Nona Faustine, a photographer who used her work to focus on the perseverance of Black girls, has died at 48. The Brooklyn Museum, which mounted an exhibition of the artist final yr, confirmed her passing on social media. A reason behind loss of life was not specified.
ARTnews has reached out to Increased Photos, Faustine’s New York gallery.
In methods each provocative and exquisite, Faustine’s pictures explored circumstances afflicting Black girls throughout time. She often photographed herself in ways in which thought of how her physique acted as a file of histories of exploitation and empowerment.
“The true lives of Black girls in america, if not on this planet, will not be seen,” she instructed the photographer Carla J. Williams final yr in BOMB journal. “I needed to indicate our lives and who we’re. We’re very particular. Not simply due to our struggling however due to our magnificence and energy. The reinvention and the creativity that oozes out. The bravery.”
Her most well-known sequence, “White Footwear,” concerned visiting websites in New York that had ties to histories of enslavement. In some photographs from the sequence, she pictured herself within the nude, sporting only a pair of white pumps, in locations such because the intersection at 74 Wall Avenue, the place enslaved individuals have been as soon as auctioned.
To create that image, she needed to enlist mates to make sure cops wouldn’t discover the bare artist. “Placing myself on the market in the midst of the intersection at Wall Avenue with ongoing site visitors was an enormous danger,” she instructed Musée, recalling that it was typically beneath freezing when she disrobed.
Faustine started the “White Footwear” sequence in 2012 and was not but completed with it by the point it was surveyed on the Brooklyn Museum in 2024, in what was billed as her first-ever institutional present. She was impressed to begin it after studying up on Sarah Baartman, a South African Khoikhoi lady who was ogled by Westerners through the nineteenth century as a freak present attraction in Europe.
In that context, the footwear are wealthy with symbolism. “They signify what Black girls have been denied publicly and privately,” wrote Pamela Sneed in 4Columns final yr. “Due to racism, misogyny, and extra, what is commonly denied is company. Faustine, in charge of the digicam and the lens, provides reclamation.”
One of many more moderen photographs from the sequence, Benevolent spirits, tracing steps free naked ft from this world to the opposite (2021), options simply the pumps themselves, with out Faustine current. Organized across the footwear are shells and bits of sea glass. “We’re compelled to recall the Black girls who’ve perished from this earth,” wrote Alana Pockros within the New York Occasions. “It’s an enduring picture for us to remove, in order that we by no means, ever neglect what transpired in our very personal metropolis.”

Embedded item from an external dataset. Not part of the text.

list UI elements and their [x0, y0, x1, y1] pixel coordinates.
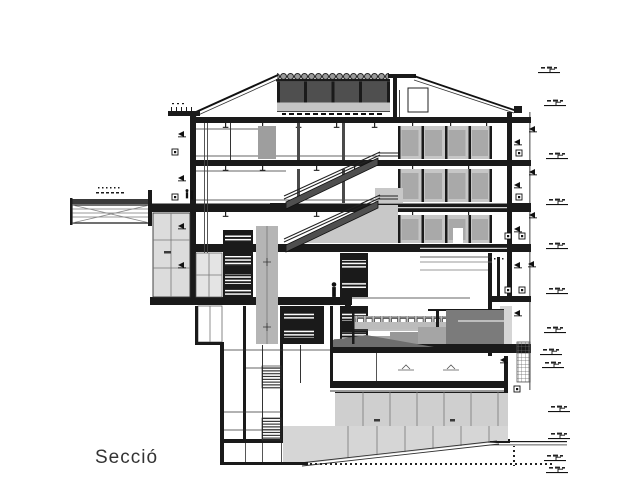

Nona Faustine was born in 1977 in Brooklyn, New York, and was raised in Crown Heights. Images was throughout her. She credited her father and uncle, each of whom have been pictures fans, with stoking an curiosity within the medium, and recalled spending time along with her household’s photograph album.
She studied pictures on the College of Visible Arts, graduating in 1997. Initially, she had plans to develop into a panorama photographer and pursued her ardour as an undergraduate, toting round her discipline digicam along with her when she visited New York’s parks. However a substantial change had taken place by the point she went again to highschool in 2011, this time on the Worldwide Middle of Images at Bard School.
She had begun to give attention to individuals: “Mitochondria,” a sequence begun in 2008, was a tribute to girls in her household, with photographs of her mom, her sister, and her daughter. “I needed to present my daughter the identical present my father gave me: a visible diary,” she instructed Lens, the New York Occasions’s pictures weblog. “As a single mom, I needed her to see how a lot she was beloved.”
Black girls continued to be the topic of her work. In Say Her Identify (2016), Faustine photographed herself mendacity down in her household’s Flatbush house, posed as if she have been deceased. It was a tribute to Sandra Bland, who died in police custody after being arrested by a state trooper in 2015.
Different works interrogated American historical past extra broadly. One physique of pictures function distinctly American websites—the Statue of Liberty, the Lincoln Memorial, and others—which might be pictured behind bars. Doing so leaves these websites partially hidden from public view as a result of Faustine was exploring “how historical past is rotated,” as she as soon as stated. “What’s disregarded, what’s included, what are the lies. And, who will get celebrated.”
Faustine had lately accomplished a fellowship with the American Academy in Rome. In an interview with the American Academy in Rome, she stated she had spent her time in Italy “exploring the African presence in historic Rome by landscapes and self-portraits.” Her daughter, Queen, had made the journey to Italy along with her.
“It’s a marvel to see all of present-day Rome—up to date, trendy, and historic—peeking beneath the floor all over the place,” she stated. “What it may have been and who was there.”